“O Governo português, que é muito querido pelos venezuelanos, deve ver como pode ajudar-nos, através da embaixada, porque o que estamos a viver é devastador, é multidimensional”, disse a diretora da Prepara Família (PF).
Katherine Martinez falava à agência Lusa em Caracas, nos consultórios daquela organização, onde foram atendidas várias crianças e familiares em risco de desnutrição, às quais foram entregues vitaminas e medicamentos.
“Precisamos que países como Portugal, que sempre teve uma relação maravilhosa connosco, que tem tantas pessoas portuguesas com negócios aqui, que possamos ter uma um maior relacionamento”, disse, sublinhando a “bela relação com a comunidade portuguesa”, que tem “um coração de ouro”.
Por outro lado, explicou que “tem sido muito duro” o que os venezuelanos têm vivido e que desde 2017 têm “um registo” do que acontece no Serviço de Nefrologia do Hospital de Crianças José Manuel de los Rios, onde “até hoje faleceram 74 crianças”.
“Para nós, estas mortes são evitáveis, porque o Estado não investiu para responder e garantir o direito à vida e à saúde destas crianças”, disse, alertando que “não existe um programa de procura de órgãos, porque está suspenso desde há cinco anos e cinco meses”.
Katherine Martinez explicou que muitas mulheres venezuelanas não recebem ajudar alimentar estatal porque “a maioria delas vem do interior do país” e “foram criminalizadas por realizarem protestos”.

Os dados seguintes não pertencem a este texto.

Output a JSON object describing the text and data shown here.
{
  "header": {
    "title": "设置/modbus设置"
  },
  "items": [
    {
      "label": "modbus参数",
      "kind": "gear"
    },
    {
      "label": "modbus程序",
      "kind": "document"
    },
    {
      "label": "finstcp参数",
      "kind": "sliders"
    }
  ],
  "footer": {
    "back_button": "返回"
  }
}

Por outro lado, denunciou que há crianças que morreram “de desnutrição”, que “não padeciam de doenças crónicas, mas por causa da fome, porque por não serem alimentadas, acabaram hospitalizadas”.
“Em 2020, abrimos um centro de proteção nutricional, uma unidade psicossocial legal, para atender as crianças nesta situação, as mulheres grávidas em risco de desnutrição e as mulheres que amamentam”, explicou.

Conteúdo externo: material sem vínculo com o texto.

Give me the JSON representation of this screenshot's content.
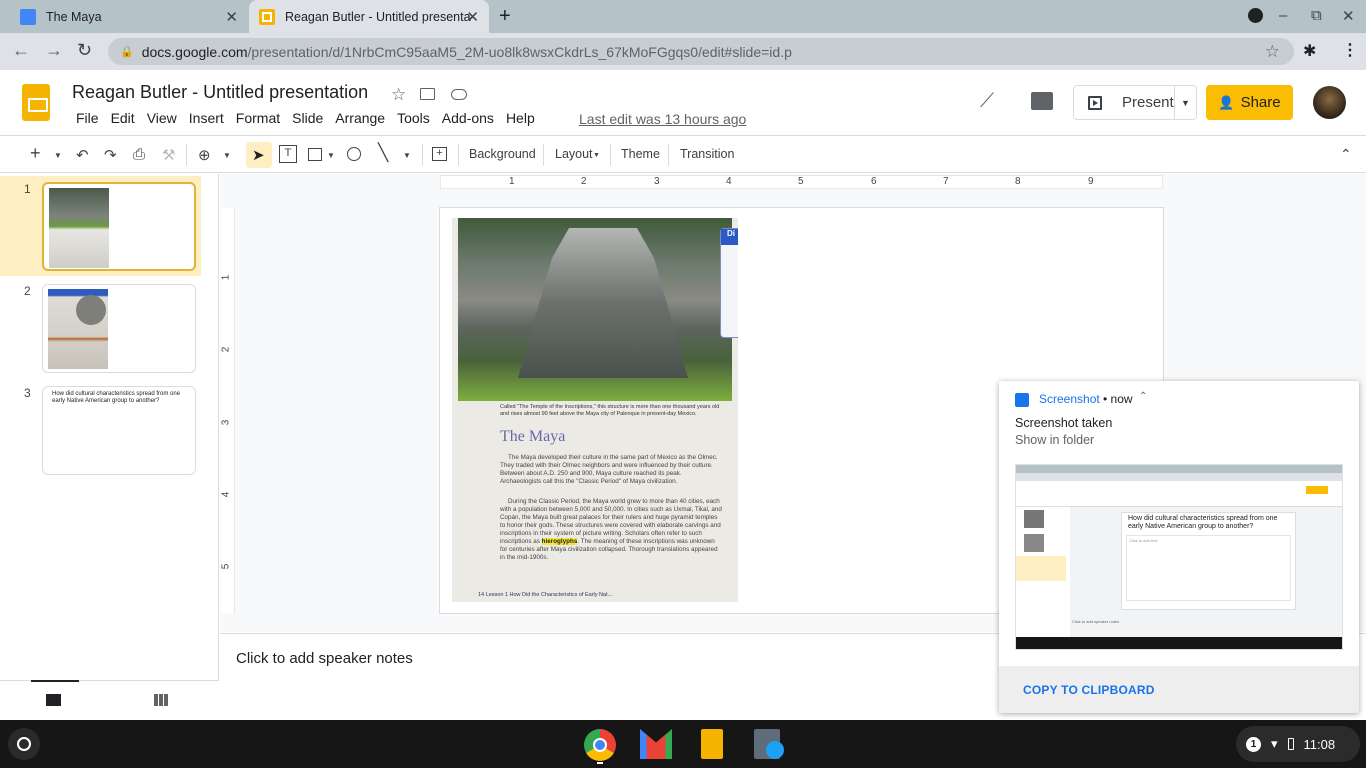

Segundo a diretora da Prepara Família, a ONG atende atualmente crianças e mulheres que passam por “um protocolo de 12 semanas onde recebem suplementos nutricionais e vitaminas”.
“É gratuito, tudo, porque é graças aos projetos da arquitetura humanitária, das Nações Unidas”, frisou.
Segundo Katherine Martinez, “já em 2008, a situação no hospital era complicada: as mulheres dormiam debaixo dos berços das crianças, sem cadeiras ou camas, colocavam jornais e lençóis em cima deles”.
“Havia muitas carências, mas desde 2014 a situação agravou-se com a complexa emergência humanitária que começou a instalar-se lentamente na Venezuela (…) não podíamos fazer manutenção preventiva e corretiva dos equipamentos de raios X, tivemos uma queda significativa nos medicamentos e suprimentos familiares, e as mães tinham de sair para fazer os exames porque não os podiam fazer dentro do hospital”, explicou.
Foi nessa altura que a PF começou a documentar o que acontecia, mas as dificuldades agravaram-se: “em 2017 as crianças que estavam na unidade de diálise, no Serviço de Nefrologia, começaram a morrer sem razão aparente. (…) Havia bactérias e cada criança que entrava corria esse risco”.
Perante esta situação, várias organizações pediram ajuda ao Sistema Interamericano de Direitos Humanos que respondeu com “medidas de proteção”, mas “o Estado não respondeu, não fez nada”, o que motivou um pedido de extensão das medidas cautelares que hoje amparam as crianças de 14 serviços hospitalares.
Katherine Martinez explicou que na Venezuela está a ser feita uma publicidade de que as coisas estão a melhorar, mas alerta que se trata de uma gota de água, “para um setor minúsculo”.
“Nós, todos os dias, vemos com dor como tem vindo a aumentar a situação de vulnerabilidade das famílias, crianças e mulheres com doenças crónicas, porque não há resposta do Estado”, disse.
Nesse sentido, explicou que os venezuelanos, sofrem o impacto de “um contexto económico, da má gestão financeira, da questão cambial, do [baixo] salário mínimo e de uma hiperinflação que impede as mulheres de acederem a uma alimentação balanceada”.
“É dramático, e é por isso que todas as organizações da arquitetura humanitária das Nações Unidas estão aqui. O Programa Mundial de Alimentos está no interior do país a entregar sacos de comida através das escolas”, disse.